Today, I’m going to break that rule. Why? Because years and years ago, Jerry taught me an important lesson. Not about politics (man, our politics could not be more different), and not in person. But by example.
Babylon 5 was just starting to gather momentum at the time. In an interview (probably in Dreamwatch Magazine – it’s been a few years, my memory’s allowed to be spotty), Jerry spoke candidly about having left Wall Street to pursue a career in acting. The only problem was, he didn’t have an acting resume. So he made one up. It went unchallenged, and it led him into the career that became one of the reasons he’s on so many newsfeeds today.
So I learned about doctored resumes? No. Not exactly. But I was well into my teenage years at the time, and starting to have an inkling that the path laid out before me by production-line education wasn’t the right one.

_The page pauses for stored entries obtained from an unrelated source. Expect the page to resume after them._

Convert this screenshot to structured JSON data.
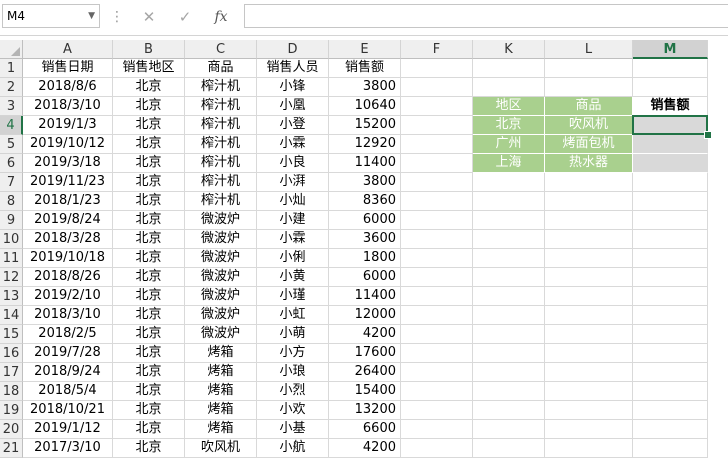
{
  "formula_bar": {
    "name_box": "M4",
    "cancel_icon": "✕",
    "enter_icon": "✓",
    "fx_label": "fx",
    "formula": ""
  },
  "columns": [
    "A",
    "B",
    "C",
    "D",
    "E",
    "F",
    "K",
    "L",
    "M"
  ],
  "selected_column": "M",
  "selected_row": 4,
  "rows": [
    [
      "销售日期",
      "销售地区",
      "商品",
      "销售人员",
      "销售额",
      "",
      "",
      "",
      ""
    ],
    [
      "2018/8/6",
      "北京",
      "榨汁机",
      "小锋",
      "3800",
      "",
      "",
      "",
      ""
    ],
    [
      "2018/3/10",
      "北京",
      "榨汁机",
      "小凰",
      "10640",
      "",
      "地区",
      "商品",
      "销售额"
    ],
    [
      "2019/1/3",
      "北京",
      "榨汁机",
      "小登",
      "15200",
      "",
      "北京",
      "吹风机",
      ""
    ],
    [
      "2019/10/12",
      "北京",
      "榨汁机",
      "小霖",
      "12920",
      "",
      "广州",
      "烤面包机",
      ""
    ],
    [
      "2019/3/18",
      "北京",
      "榨汁机",
      "小良",
      "11400",
      "",
      "上海",
      "热水器",
      ""
    ],
    [
      "2019/11/23",
      "北京",
      "榨汁机",
      "小湃",
      "3800",
      "",
      "",
      "",
      ""
    ],
    [
      "2018/1/23",
      "北京",
      "榨汁机",
      "小灿",
      "8360",
      "",
      "",
      "",
      ""
    ],
    [
      "2019/8/24",
      "北京",
      "微波炉",
      "小建",
      "6000",
      "",
      "",
      "",
      ""
    ],
    [
      "2018/3/28",
      "北京",
      "微波炉",
      "小霖",
      "3600",
      "",
      "",
      "",
      ""
    ],
    [
      "2019/10/18",
      "北京",
      "微波炉",
      "小俐",
      "1800",
      "",
      "",
      "",
      ""
    ],
    [
      "2018/8/26",
      "北京",
      "微波炉",
      "小黄",
      "6000",
      "",
      "",
      "",
      ""
    ],
    [
      "2019/2/10",
      "北京",
      "微波炉",
      "小瑾",
      "11400",
      "",
      "",
      "",
      ""
    ],
    [
      "2018/3/10",
      "北京",
      "微波炉",
      "小虹",
      "12000",
      "",
      "",
      "",
      ""
    ],
    [
      "2018/2/5",
      "北京",
      "微波炉",
      "小萌",
      "4200",
      "",
      "",
      "",
      ""
    ],
    [
      "2019/7/28",
      "北京",
      "烤箱",
      "小方",
      "17600",
      "",
      "",
      "",
      ""
    ],
    [
      "2018/9/24",
      "北京",
      "烤箱",
      "小琅",
      "26400",
      "",
      "",
      "",
      ""
    ],
    [
      "2018/5/4",
      "北京",
      "烤箱",
      "小烈",
      "15400",
      "",
      "",
      "",
      ""
    ],
    [
      "2018/10/21",
      "北京",
      "烤箱",
      "小欢",
      "13200",
      "",
      "",
      "",
      ""
    ],
    [
      "2019/1/12",
      "北京",
      "烤箱",
      "小基",
      "6600",
      "",
      "",
      "",
      ""
    ],
    [
      "2017/3/10",
      "北京",
      "吹风机",
      "小航",
      "4200",
      "",
      "",
      "",
      ""
    ]
  ],
  "colors": {
    "green_fill": "#a9d08e",
    "gray_fill": "#d9d9d9",
    "selection": "#217346"
  }
}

It’d take years before I found the opportunities and the courage to start on the writer’s path, but I’ve known for years that the seed was planted there, with an interview with a man who found his calling and did everything he could to follow it – even if it looked insane to everyone else. It proved to me that talent, hard work and determination can carry you to the places you want to go, if you’ll let them.
Or as he put it himself, in an interview at IGN just after I began working at Games Workshop:
‘I’m not sure what I want to do when I grow up, or if I’m sure I ever want to grow up. I’m sure there are people that wish I would, but you know, my mom will get over it.
So thanks, Jerry. And may the Gods always stand between you and harm in all the empty places you must walk.